O Senhor Caitanya possuía tamanho poder espiritual que ondas de devoção nasceram dEle e inundaram toda a Índia com amor por Deus. Sua vida e Seus ensinamentos foram peritamente recontados por Krsnadasa Kaviraja Gosvami no Sri Caitanya-caritamrta, universalmente reconhecido como um clássico da literatura bengali. Podemos ter uma ideia da potência do Senhor Caitanya a partir desta descrição do impacto causado pelo Senhor a algumas pessoas durante Sua excursão pelo sul da Índia:
A qualquer momento que o Senhor Caitanya Se encontrasse com outros, Krsnadasa Kaviraja descreve, Ele lhes pedia para cantarem Hare Krsna. “Quem quer que ouvisse o Senhor Caitanya Mahaprabhu cantar ‘Hari, Hari’ também cantava o santo nome do Senhor Hari. Desta forma, todos eles seguiam o Senhor, muito ávidos por vê-lO. Depois de algum tempo, o Senhor abraçava afetuosamente tais pessoas e solicitava que voltassem para casa, após investi-las com potência espiritual. Estando devidamente dotadas de poder, voltavam para suas vilas, sempre cantando o santo nome de Krsna e ora rindo, ora chorando, ora dançando. Tais pessoas dotadas de poder costumavam pedir a toda e qualquer pessoa – qualquer um que vissem – que cantasse o santo nome de Krsna. Dessa maneira, todas os habitantes daquelas vilas também se tornavam devotos da Suprema Personalidade de Deus. E simplesmente por receberem o olhar misericordioso de tais devotos, tais sujeitos também se tornavam devotos poderosos. Quando esses indivíduos retornavam para suas vilas, eles convertiam seus concidadãos em novos devotos. Dessa forma, a medida que os devotos iam de uma vila a outra, todas as pessoas do sul da Índia se tornaram devotos. Assim, muitas centenas de pessoas se tornaram vaishnavas [devotos de Krsna] ao se encontrarem com o Senhor Caitanya e serem abraçadas por Ele”. (Caitanya-caritamrta, Madhya 7.98-105)

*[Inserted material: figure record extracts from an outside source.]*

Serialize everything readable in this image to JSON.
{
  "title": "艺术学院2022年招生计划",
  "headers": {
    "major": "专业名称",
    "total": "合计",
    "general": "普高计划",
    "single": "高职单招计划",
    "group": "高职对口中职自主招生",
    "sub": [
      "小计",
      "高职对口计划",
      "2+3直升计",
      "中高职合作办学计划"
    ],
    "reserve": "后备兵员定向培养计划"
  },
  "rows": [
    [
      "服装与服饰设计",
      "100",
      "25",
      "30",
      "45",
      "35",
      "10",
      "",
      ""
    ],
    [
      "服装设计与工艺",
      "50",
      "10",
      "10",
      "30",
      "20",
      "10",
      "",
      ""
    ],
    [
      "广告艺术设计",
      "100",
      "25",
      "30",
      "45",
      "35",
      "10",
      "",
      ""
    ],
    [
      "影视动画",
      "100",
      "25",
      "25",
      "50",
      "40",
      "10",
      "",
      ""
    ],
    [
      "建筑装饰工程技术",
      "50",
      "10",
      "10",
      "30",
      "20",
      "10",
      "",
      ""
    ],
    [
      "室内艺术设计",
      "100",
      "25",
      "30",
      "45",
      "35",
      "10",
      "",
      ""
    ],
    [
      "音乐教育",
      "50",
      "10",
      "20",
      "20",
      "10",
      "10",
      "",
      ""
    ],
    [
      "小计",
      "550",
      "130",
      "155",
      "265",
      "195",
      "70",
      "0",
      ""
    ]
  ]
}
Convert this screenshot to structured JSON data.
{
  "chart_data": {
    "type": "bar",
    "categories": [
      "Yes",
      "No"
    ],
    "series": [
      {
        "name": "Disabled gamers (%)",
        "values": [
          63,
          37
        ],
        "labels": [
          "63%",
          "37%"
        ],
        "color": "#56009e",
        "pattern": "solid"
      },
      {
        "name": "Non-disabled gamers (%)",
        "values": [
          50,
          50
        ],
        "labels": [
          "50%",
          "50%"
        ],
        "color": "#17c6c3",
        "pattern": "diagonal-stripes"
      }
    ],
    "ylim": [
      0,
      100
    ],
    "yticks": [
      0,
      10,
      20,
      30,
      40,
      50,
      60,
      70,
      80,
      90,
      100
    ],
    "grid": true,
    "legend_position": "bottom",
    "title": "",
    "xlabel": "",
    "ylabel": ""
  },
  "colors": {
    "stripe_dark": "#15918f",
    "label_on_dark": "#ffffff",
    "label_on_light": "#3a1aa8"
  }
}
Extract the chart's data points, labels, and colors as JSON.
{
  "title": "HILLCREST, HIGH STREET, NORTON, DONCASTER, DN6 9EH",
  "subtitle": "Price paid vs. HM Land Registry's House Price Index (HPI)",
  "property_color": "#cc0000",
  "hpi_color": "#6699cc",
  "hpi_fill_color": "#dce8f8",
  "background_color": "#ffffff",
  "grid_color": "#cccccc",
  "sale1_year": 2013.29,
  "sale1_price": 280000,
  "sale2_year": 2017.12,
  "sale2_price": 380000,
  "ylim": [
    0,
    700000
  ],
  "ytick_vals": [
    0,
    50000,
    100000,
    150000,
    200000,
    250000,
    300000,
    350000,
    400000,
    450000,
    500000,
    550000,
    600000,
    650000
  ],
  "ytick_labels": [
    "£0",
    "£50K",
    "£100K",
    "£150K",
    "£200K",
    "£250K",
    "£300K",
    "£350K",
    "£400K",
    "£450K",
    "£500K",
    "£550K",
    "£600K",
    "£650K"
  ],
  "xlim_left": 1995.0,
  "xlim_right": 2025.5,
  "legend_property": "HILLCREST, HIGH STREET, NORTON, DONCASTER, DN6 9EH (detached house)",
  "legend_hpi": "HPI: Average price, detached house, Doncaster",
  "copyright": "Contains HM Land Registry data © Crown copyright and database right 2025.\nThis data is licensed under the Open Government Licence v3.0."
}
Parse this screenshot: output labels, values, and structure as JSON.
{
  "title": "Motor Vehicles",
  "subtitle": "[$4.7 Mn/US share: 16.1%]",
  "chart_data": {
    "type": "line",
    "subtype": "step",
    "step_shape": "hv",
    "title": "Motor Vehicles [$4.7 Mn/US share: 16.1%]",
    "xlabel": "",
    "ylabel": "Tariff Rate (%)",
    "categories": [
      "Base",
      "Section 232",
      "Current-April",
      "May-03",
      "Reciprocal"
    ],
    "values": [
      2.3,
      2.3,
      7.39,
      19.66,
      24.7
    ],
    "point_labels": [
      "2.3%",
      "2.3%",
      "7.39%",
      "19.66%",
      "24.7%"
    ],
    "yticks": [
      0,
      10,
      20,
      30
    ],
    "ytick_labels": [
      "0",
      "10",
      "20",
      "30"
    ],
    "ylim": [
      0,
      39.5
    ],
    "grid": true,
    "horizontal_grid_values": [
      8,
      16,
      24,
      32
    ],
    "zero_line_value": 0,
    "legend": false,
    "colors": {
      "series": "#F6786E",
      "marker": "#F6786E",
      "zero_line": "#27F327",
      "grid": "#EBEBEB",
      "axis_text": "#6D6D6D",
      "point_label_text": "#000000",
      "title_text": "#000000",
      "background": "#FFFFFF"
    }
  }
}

Uma característica marcante do aparecimento de Krsna como o Senhor Caitanya é que, embora o Senhor Caitanya seja o próprio Krsna, Ele não aparece como Deus, mas como um devoto de Deus. Há duas razões para Deus assumir o papel de Seu próprio devoto, uma delas externa e pública, e outra interna e privada.
A razão pública pela qual Deus Se torna um devoto é ensinar o cantar dos nomes de Deus da forma mais atrativa e poderosa. Fazendo o papel de Seu próprio devoto – o maior devoto de todos –, Krsna foi capaz de demonstrar através de Seu próprio exemplo imaculado o esplendor do serviço devocional puro. Uma vez que o Senhor Caitanya é Deus revelando a nós como Ele deseja ser servido, os ensinamentos do Senhor Caitanya são os ensinamentos mais autorizados.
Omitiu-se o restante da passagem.